The authors STEPHEN BIDDLE, MICHAEL E. O’HANLON and KENNETH M. POLLACK published an Op-Ed in today's NYT which argues that we are Not Quite Ready to Go Home.
They argue it would be morally incorrect to leave Iraq in the timeframe that Obama and al Maliki prefer. Essentially, they rely upon Colin Powell's "Pottery Barn" meme: "You broke it, you own it".
I disagree. And I explain why below the fold.
The authors contend that we should not leave until Iraq is demonstrated to be stable.
I contend that stability in Iraq cannot be demonstrated until after we leave. And that must be accomplished by the Iraqis alone, hopefully in a peaceful transition to their final state as one country -- but if necessary, as several countries. I am reluctantly willing to accept that this may require some degree of their own internal violence. We should permit a moderate amount of it if that is what is absolutely required in order to sort things out.
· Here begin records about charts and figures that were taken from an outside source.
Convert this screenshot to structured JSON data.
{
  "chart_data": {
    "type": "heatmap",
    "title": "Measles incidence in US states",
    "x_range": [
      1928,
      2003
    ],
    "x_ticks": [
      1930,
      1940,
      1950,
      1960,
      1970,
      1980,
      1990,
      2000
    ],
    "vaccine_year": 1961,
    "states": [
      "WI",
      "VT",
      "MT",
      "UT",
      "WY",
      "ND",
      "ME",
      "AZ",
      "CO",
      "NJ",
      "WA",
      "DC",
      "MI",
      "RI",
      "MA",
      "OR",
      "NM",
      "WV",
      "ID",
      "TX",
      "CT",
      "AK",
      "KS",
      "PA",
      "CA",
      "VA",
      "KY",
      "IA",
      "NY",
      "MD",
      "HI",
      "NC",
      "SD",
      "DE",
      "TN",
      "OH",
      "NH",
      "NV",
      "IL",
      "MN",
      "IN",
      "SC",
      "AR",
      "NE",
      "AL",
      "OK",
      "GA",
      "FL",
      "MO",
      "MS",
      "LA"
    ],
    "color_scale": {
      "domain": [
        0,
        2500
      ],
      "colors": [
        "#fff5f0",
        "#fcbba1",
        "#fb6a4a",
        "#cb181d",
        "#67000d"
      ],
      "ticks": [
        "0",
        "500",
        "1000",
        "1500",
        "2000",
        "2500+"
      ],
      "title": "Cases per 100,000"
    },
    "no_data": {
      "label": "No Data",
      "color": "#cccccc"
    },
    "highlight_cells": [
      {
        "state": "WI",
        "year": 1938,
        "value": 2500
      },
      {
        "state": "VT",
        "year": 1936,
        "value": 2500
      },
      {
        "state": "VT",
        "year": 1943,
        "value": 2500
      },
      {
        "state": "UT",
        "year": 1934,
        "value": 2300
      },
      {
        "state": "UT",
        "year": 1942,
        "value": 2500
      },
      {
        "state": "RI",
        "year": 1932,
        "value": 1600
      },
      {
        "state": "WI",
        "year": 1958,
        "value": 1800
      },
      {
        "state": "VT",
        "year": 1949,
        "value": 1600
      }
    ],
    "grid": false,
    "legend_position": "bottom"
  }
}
Our goal should first be to use extreme amounts of diplomacy to eliminate or at least limit the prospect that their innate tendencies toward violence will force violence upon themselves. We should reserve our military forces for quelling an uncontrolled violence. And we should do so only with the help of many other countries, especially with the help of all of Iraq's neighbors.
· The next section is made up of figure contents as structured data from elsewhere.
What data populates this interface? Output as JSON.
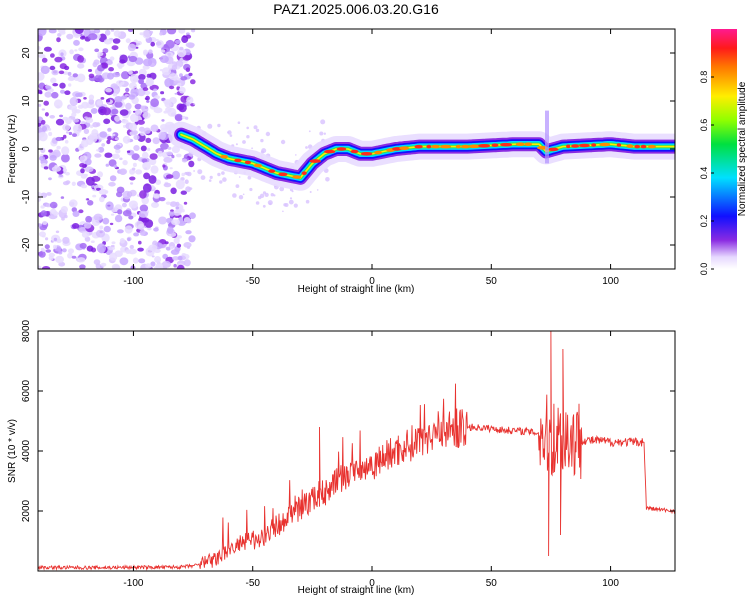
{
  "title": "PAZ1.2025.006.03.20.G16",
  "top_panel": {
    "xlabel": "Height of straight line (km)",
    "ylabel": "Frequency (Hz)",
    "xlim": [
      -140,
      127
    ],
    "ylim": [
      -25,
      25
    ],
    "x_ticks": [
      -100,
      -50,
      0,
      50,
      100
    ],
    "y_ticks": [
      20,
      10,
      0,
      -10,
      -20
    ]
  },
  "colorbar": {
    "label": "Normalized spectral amplitude",
    "ticks": [
      "0.0",
      "0.2",
      "0.4",
      "0.6",
      "0.8"
    ],
    "range": [
      0,
      1
    ]
  },
  "bottom_panel": {
    "xlabel": "Height of straight line (km)",
    "ylabel": "SNR (10 * v/v)",
    "xlim": [
      -140,
      127
    ],
    "ylim": [
      0,
      8000
    ],
    "x_ticks": [
      -100,
      -50,
      0,
      50,
      100
    ],
    "y_ticks": [
      8000,
      6000,
      4000,
      2000
    ]
  },
  "colors": {
    "snr_line": "#e8322f",
    "noise": "#8a2be2"
  },
  "chart_data": [
    {
      "type": "heatmap",
      "title": "PAZ1.2025.006.03.20.G16",
      "xlabel": "Height of straight line (km)",
      "ylabel": "Frequency (Hz)",
      "xlim": [
        -140,
        127
      ],
      "ylim": [
        -25,
        25
      ],
      "ridge": {
        "x": [
          -80,
          -75,
          -70,
          -65,
          -60,
          -55,
          -50,
          -45,
          -40,
          -35,
          -30,
          -25,
          -20,
          -15,
          -10,
          -5,
          0,
          10,
          20,
          40,
          60,
          70,
          73,
          80,
          100,
          110,
          127
        ],
        "y": [
          3,
          2,
          0.5,
          -1,
          -2,
          -2.5,
          -3,
          -4,
          -5,
          -5.5,
          -6,
          -3,
          -1,
          0,
          0,
          -1,
          -1,
          0,
          0.5,
          0.5,
          1,
          1,
          -0.5,
          0.5,
          1,
          0.5,
          0.5
        ]
      },
      "noise_region_x": [
        -140,
        -75
      ],
      "colorbar_label": "Normalized spectral amplitude",
      "colorbar_range": [
        0,
        1
      ]
    },
    {
      "type": "line",
      "xlabel": "Height of straight line (km)",
      "ylabel": "SNR (10 * v/v)",
      "xlim": [
        -140,
        127
      ],
      "ylim": [
        0,
        8000
      ],
      "series": [
        {
          "x": [
            -140,
            -120,
            -100,
            -80,
            -72,
            -65,
            -60,
            -55,
            -50,
            -45,
            -40,
            -35,
            -30,
            -25,
            -20,
            -15,
            -10,
            -5,
            0,
            5,
            10,
            15,
            20,
            25,
            30,
            35,
            40,
            45,
            50,
            55,
            60,
            65,
            70,
            74,
            76,
            78,
            80,
            85,
            90,
            95,
            100,
            105,
            110,
            114,
            115,
            120,
            127
          ],
          "y": [
            120,
            110,
            120,
            130,
            200,
            400,
            700,
            900,
            1000,
            1200,
            1500,
            1800,
            2100,
            2400,
            2600,
            3000,
            3200,
            3400,
            3550,
            3800,
            4000,
            4200,
            4400,
            4600,
            4700,
            4750,
            4800,
            4780,
            4750,
            4700,
            4680,
            4650,
            4600,
            4500,
            4400,
            4450,
            4500,
            4400,
            4350,
            4350,
            4300,
            4300,
            4300,
            4300,
            2100,
            2050,
            2000
          ]
        }
      ],
      "spikes": [
        {
          "x": -22,
          "y": 4800
        },
        {
          "x": 75,
          "y": 8000
        },
        {
          "x": 74,
          "y": 500
        },
        {
          "x": 80,
          "y": 7400
        },
        {
          "x": 79,
          "y": 1200
        }
      ]
    }
  ]
}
As a last resort we should use the moral power of the United Nations to dissolve Iraq into separate sovereign regions, some perhaps to be acquired by one its neighbors. But the option of combining a region with another country should only be done if the people of that region agree by ballot that it is better for them to be absorbed than to try and go it alone.
The present course of US policy cannot be sustained. Moreover, it is immoral to continue trying to sustain it. The present lowering of violence is not a measure of success. Even the temporary absence of violence would not be indicative of our success. Poland was (relatively) free of violence for over 40 years after the conclusion of World War Two. But their governance was imposed upon them by the Soviet Union, just like Iraq's government is now imposed upon the Iraqi people by the United States. Do the authors consider Poland's situation from 1945 to the mid 1980's a model for their own definition of stability? Sadly I think they do.
The authors subscribe to the same thesis that John McCain does when he says it is OK with him if we stay in Iraq for 50 or 100 years, so long as we do not "suffer casualties". The authors and the candidate do not say so in clear, stark terminology but they want a puppet regime of the United States to exist there in perpetuity, regardless of what the Iraqi people actually want. Why else would we find it necessary to stay there?
We claim to be offering the Iraqis a democracy. But strangely, we never asked them what kind of democracy they really wanted. We appointed several hundred "leaders", hand picked by ourselves, and dictated the outlines of their constitution. Then we placed that document up for a yes or no vote. There were no other constitutions on the ballot, from which the Iraqi people could chose.
The authors and McCain want the Iraqi people to understand that we will always be willing to apply the necessary and sufficient amount of force and other forms of pressure to keep them in the same condition we have already arranged for them to have. That is our goal for their own stability and it is motivated by two other kinds of stability which we covet for ourselves: the stability of our oil supply and the stability of Israel. No one outside of Iraq seems concerned with what kind of stability the people of Iraq actually want.
We should be particularly careful to consider what part similar motivations played in the dissolution of the Soviet Union in the late 1980s. It is particularly relevant today, now that we are so deeply in debt, our currency is plunging, the costs we pay for importing oil from the rest of the world has reached unsustainable levels and our unwillingness to produce energy for ourselves, by means other than using oil, all contribute to a sputtering economy at home. We now enjoy an economy that increasingly exhibits the traits of its own, special kinds of violence. And that violence hits us right here, at Home!